The crypto market’s rapid decline raises questions about its role as either a speculative asset or a hedge against inflation and recession. Despite hopes that crypto could act as a risk hedge, the recent crash suggests it remains a speculative investment.

Since the downturn, the crypto market has seen its largest three-day sell-off in nearly a year, losing over $500 billion in market value. According to CoinGlass data, this bloodbath wiped out more than $1 billion in leveraged positions within the last 24 hours, including $365 million in Bitcoin and $348 million in Ether.

Khushboo Khullar of Lightning Ventures, speaking to Bloomberg, argued that the crypto sell-off is part of a broader liquidity panic as traders rush to cover margin calls. Khullar views this as a temporary sell-off, presenting a potential buying opportunity.

Josh Gilbert, an eToro market analyst, supports Khullar’s perspective, suggesting that the expected Federal Reserve rate cuts could benefit crypto assets. “Crypto assets have sold off, but many investors will see an opportunity. We see Federal Reserve rate cuts, which are now likely to come sharper than expected, as hugely positive for crypto assets,” Gilbert told Coindesk.

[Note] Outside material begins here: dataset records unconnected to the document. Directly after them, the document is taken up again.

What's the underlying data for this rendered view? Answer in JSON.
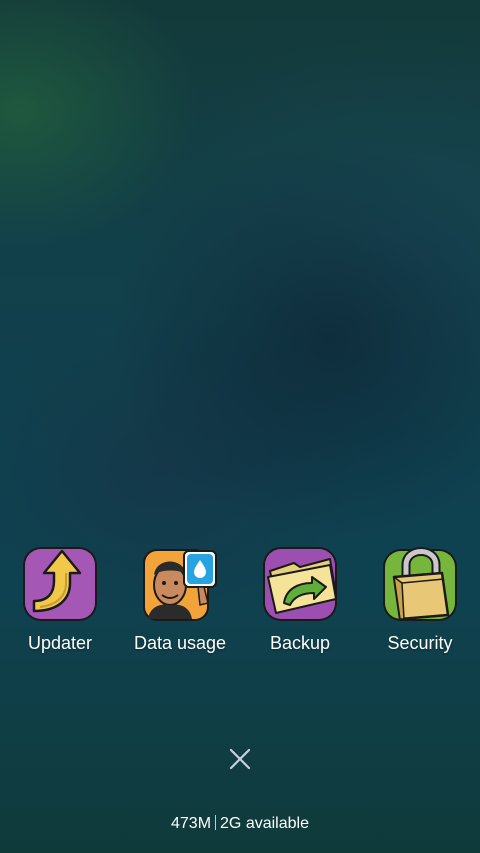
{
  "apps": [
    {
      "label": "Updater",
      "icon": "updater-arrow-icon"
    },
    {
      "label": "Data usage",
      "icon": "data-usage-icon"
    },
    {
      "label": "Backup",
      "icon": "backup-folder-icon"
    },
    {
      "label": "Security",
      "icon": "security-lock-icon"
    }
  ],
  "close": {
    "icon": "close-icon"
  },
  "storage": {
    "free": "473M",
    "total": "2G available"
  },
  "colors": {
    "updater_bg": "#a457b4",
    "updater_arrow": "#f2c84b",
    "data_usage_badge": "#26a3e0",
    "backup_bg": "#9c4fb0",
    "backup_folder": "#f6e39a",
    "backup_arrow": "#5fae3a",
    "security_bg": "#76b63c",
    "security_lock": "#e8c877"
  }
}
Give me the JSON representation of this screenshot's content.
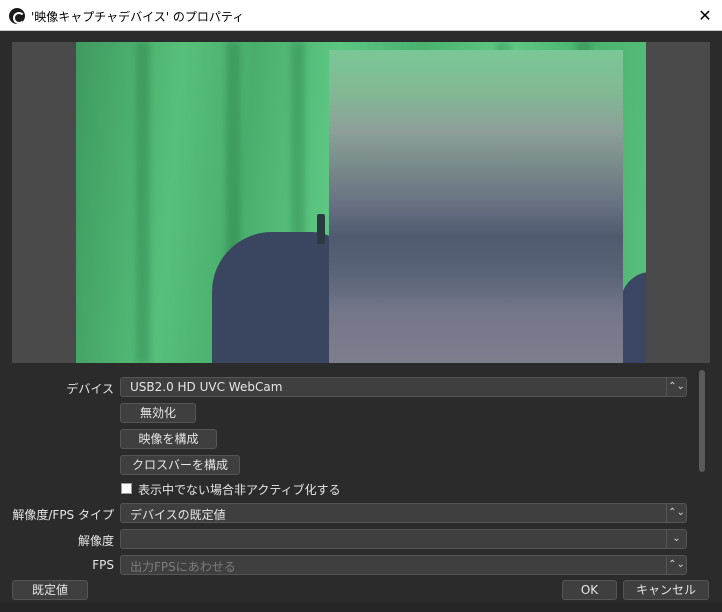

Despite the recent volatility, crypto continues to make strides toward mainstream acceptance. Notably, Morgan Stanley will allow its advisors to offer Bitcoin ETFs starting Wednesday. This follows more than half a year after the introduction of the first Bitcoin ETF. The investment bank will enable over 15,000 of its financial advisors to sell BlackRock’s IBIT and Fidelity’s FBTC. This move is seen as a significant step toward the “mainstreamization” of crypto, given the lengthy regulatory and company processes in major investment banks.

The recent crypto market downturn highlights its volatility and the broader economic concerns affecting all risk assets. While some analysts see the current situation as a temporary sell-off and a buying opportunity, others caution against the speculative nature of crypto. As the market evolves, its role as a mainstream alternative asset continues to grow, marked by increasing institutional acceptance and new investment opportunities.